Existem quadrinhos antes de Crumb e quadrinhos depois de Crumb, mas também existe Crumb depois de Maus, uma graphic novel que, em termos de temática, poder emocional e complexidade narrativa, fez com que todos os quadrinhos underground anteriores parecessem um tanto triviais. Em 1992, um ano após a publicação da versão completa de Maus, Crumb fez sua primeira contribuição, ainda que tímida, para o gênero graphic novel, aceitando uma encomenda para ilustrar Kafka para Iniciantes (1993), de David Zane Mairowitz. Empregando o estilo meticuloso de sombreamento e hachura com o qual retratava antigos cantores de blues, Crumb ilustrou A Metamorfose, O Processo e O Castelo, bem como episódios-chave da vida de Kafka. Como demonstrado pela adaptação trabalhosa de O Processo feita por Orson Welles, esses romances resistem à visualização e, embora os desenhos de Crumb sejam tecnicamente impecáveis, o efeito é excessivamente literal e opressivamente pesado. (No entanto, segundo Nadel, Crumb “considera que é um de seus melhores trabalhos”.)
Em meados dos anos 2000, Crumb voltou-se do grande modernista judeu para o texto judaico definitivo, o primeiro livro da Torá. Nadel trata o Livro do Gênesis de Crumb (2009) como uma obra-prima. Talvez seja mesmo. Fruto de extensa pesquisa e meticulosamente desenhado, Crumb levou quatro anos para concluí-lo, o mesmo tempo que Michelangelo levou para pintar o teto da Capela Sistina.
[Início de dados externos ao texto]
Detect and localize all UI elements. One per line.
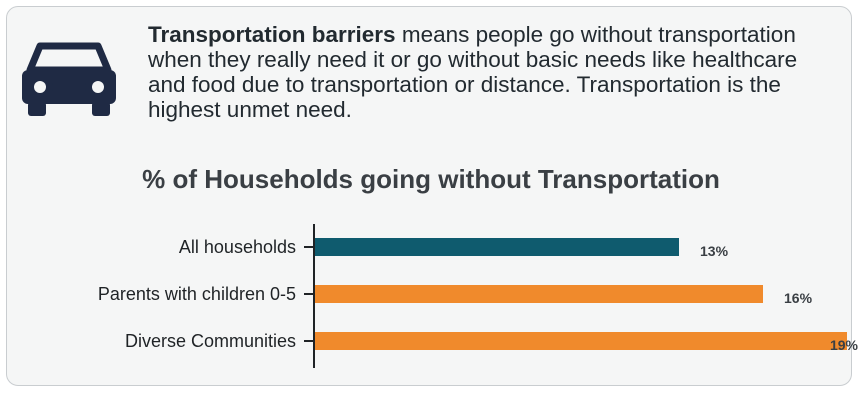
infographic-card: [6, 6, 852, 386]
category-label: Parents with children 0-5: [98, 284, 296, 304]
intro-body: means people go without transportation w…: [148, 22, 798, 122]
bar: [315, 332, 847, 350]
value-label: 16%: [784, 290, 813, 306]
car-icon: [22, 42, 116, 116]
bar: [315, 238, 679, 256]
value-label: 19%: [830, 337, 859, 353]
intro-lead: Transportation barriers: [148, 22, 396, 47]
category-label: All households: [179, 237, 296, 257]
bar: [315, 285, 763, 303]
value-label: 13%: [700, 243, 729, 259]
category-label: Diverse Communities: [125, 331, 296, 351]
chart-title: % of Households going without Transporta…: [142, 164, 720, 194]
intro-text: Transportation barriers means people go …: [148, 22, 838, 122]
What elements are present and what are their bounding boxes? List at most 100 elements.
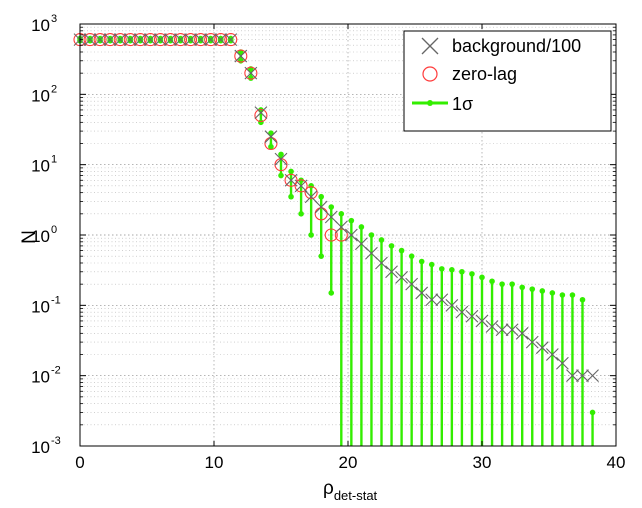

Os desenhos originais, expostos no Hammer Museum em Los Angeles, foram vendidos a George Lucas em 2019 por US$ 2,9 milhões e ocupam lugar de destaque em seu Museu de Arte Narrativa. Diferentemente de qualquer publicação anterior de Crumb, o Livro do Gênesis foi recebido com respeito. O estudioso bíblico e tradutor Robert Alter o aceitou como um Midrash genuíno. Harold Bloom o resenhou na New York Review of Books em um artigo que se concentrava principalmente em uma releitura da tetralogia José de Thomas Mann. Bloom concluiu com pesar por não ter sido “mais gentil” com Crumb, que o havia reconduzido ao Gênesis; mas, em comparação com Mann, Bloom sentiu que Crumb não havia apreciado suficientemente Javé como personagem literário.
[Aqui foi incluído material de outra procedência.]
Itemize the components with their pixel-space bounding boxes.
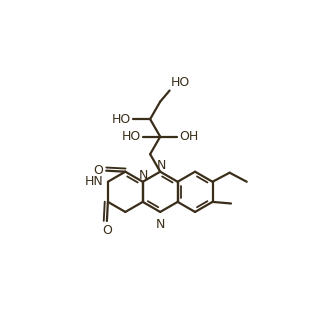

É verdade que, ainda mais do que com Kafka, Crumb parece intimidado em vez de inspirado pelo material, abandonado por seu apurado senso do absurdo. O Livro do Gênesis pode ter elevado a linguagem literária, como Maus fizera, mas, comparado aos trabalhos anteriores de Crumb, soa tão pesado quanto uma tábua de pedra e pouco mais relevante do que uma nota de rodapé. Só podemos imaginar a profanação cósmica se Crumb tivesse retornado ao seu estilo bruegeliano e retratado o caprichoso Javé como uma versão do Sr. Natural. O livro é dedicado a Kominsky, cujos traços faciais são onipresentes entre as mulheres do Antigo Testamento.
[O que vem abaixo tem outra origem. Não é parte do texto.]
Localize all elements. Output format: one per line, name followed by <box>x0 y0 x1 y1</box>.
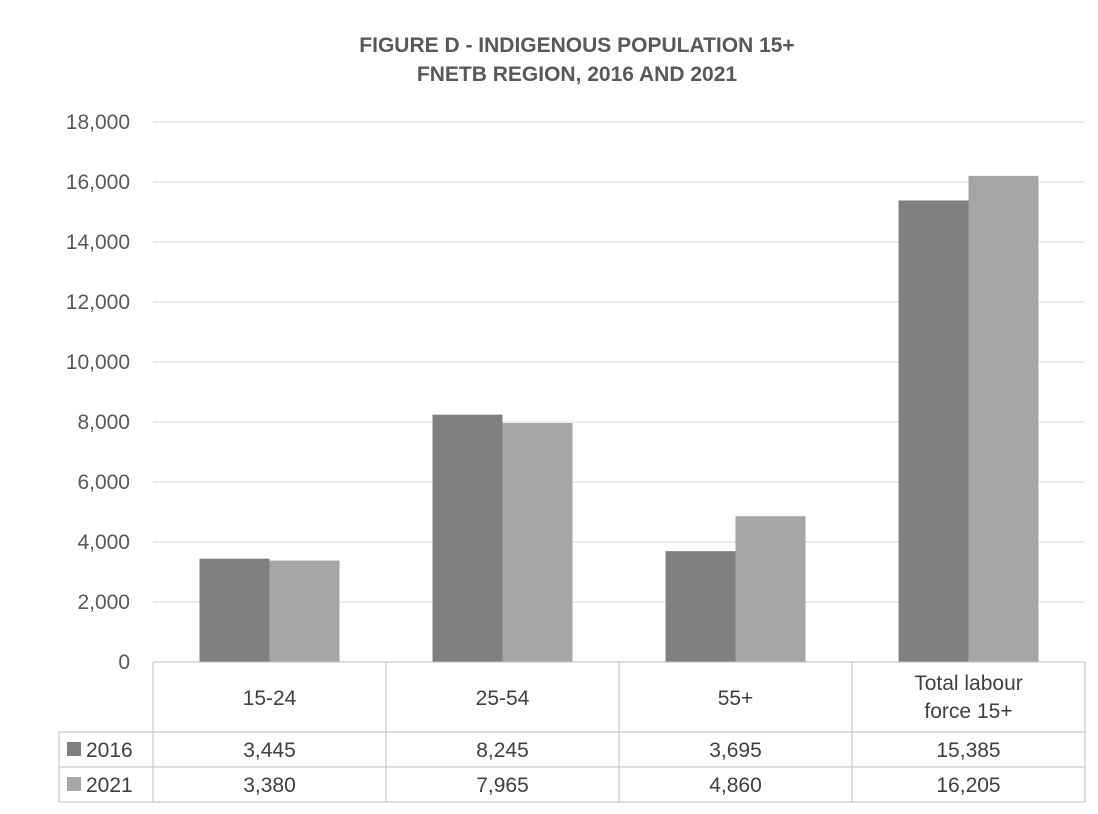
legend-label-2016: 2016 <box>86 739 133 762</box>
y-tick-label: 6,000 <box>77 471 130 494</box>
y-tick-label: 2,000 <box>77 591 130 614</box>
bar-2016 <box>432 414 503 662</box>
bar-2016 <box>898 200 969 662</box>
chart-title-line-1: FIGURE D - INDIGENOUS POPULATION 15+ <box>359 34 794 57</box>
y-tick-label: 8,000 <box>77 411 130 434</box>
y-tick-label: 14,000 <box>66 231 130 254</box>
y-tick-label: 10,000 <box>66 351 130 374</box>
y-tick-label: 16,000 <box>66 171 130 194</box>
chart-title-line-2: FNETB REGION, 2016 AND 2021 <box>417 63 737 86</box>
y-tick-label: 12,000 <box>66 291 130 314</box>
category-label: 55+ <box>718 687 754 710</box>
y-tick-label: 4,000 <box>77 531 130 554</box>
data-table-value: 15,385 <box>936 739 1000 762</box>
legend-label-2021: 2021 <box>86 774 133 797</box>
data-table-value: 3,380 <box>243 774 296 797</box>
bar-2021 <box>269 560 340 662</box>
data-table-value: 8,245 <box>476 739 529 762</box>
y-tick-label: 18,000 <box>66 111 130 134</box>
category-label: Total labour <box>914 672 1023 695</box>
data-table-value: 16,205 <box>936 774 1000 797</box>
data-table-value: 4,860 <box>709 774 762 797</box>
category-label: 15-24 <box>243 687 297 710</box>
y-tick-label: 0 <box>118 651 130 674</box>
bar-2021 <box>502 423 573 662</box>
bar-2016 <box>199 558 270 662</box>
data-table-value: 3,445 <box>243 739 296 762</box>
legend-key-2016 <box>67 742 81 756</box>
bar-2021 <box>968 175 1039 662</box>
category-label: 25-54 <box>476 687 530 710</box>
data-table-value: 3,695 <box>709 739 762 762</box>
plot-area: 0 2,000 4,000 6,000 8,000 10,000 12,000 14,000 1… <box>58 111 1086 803</box>
data-table-value: 7,965 <box>476 774 529 797</box>
legend-key-2021 <box>67 777 81 791</box>
bar-2021 <box>735 516 806 662</box>
bar-2016 <box>665 551 736 662</box>
category-label: force 15+ <box>924 700 1012 723</box>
A formação na infância pode ser o aspecto mais fascinante da vida de um artista. Embora nenhum dos pais de Crumb fosse religioso, frequentavam a igreja regularmente. Além disso, eles submeteram seus filhos a uma educação católica porque Charles Crumb, um ateu, acreditava que isso lhes incutiria um senso de disciplina. E incutiu, embora com resultados inesperados. O Livro do Gênesis é um deles. Crumb: A Cartoonist's Life, sua autobiografia de fato e confissão sincera, é outro.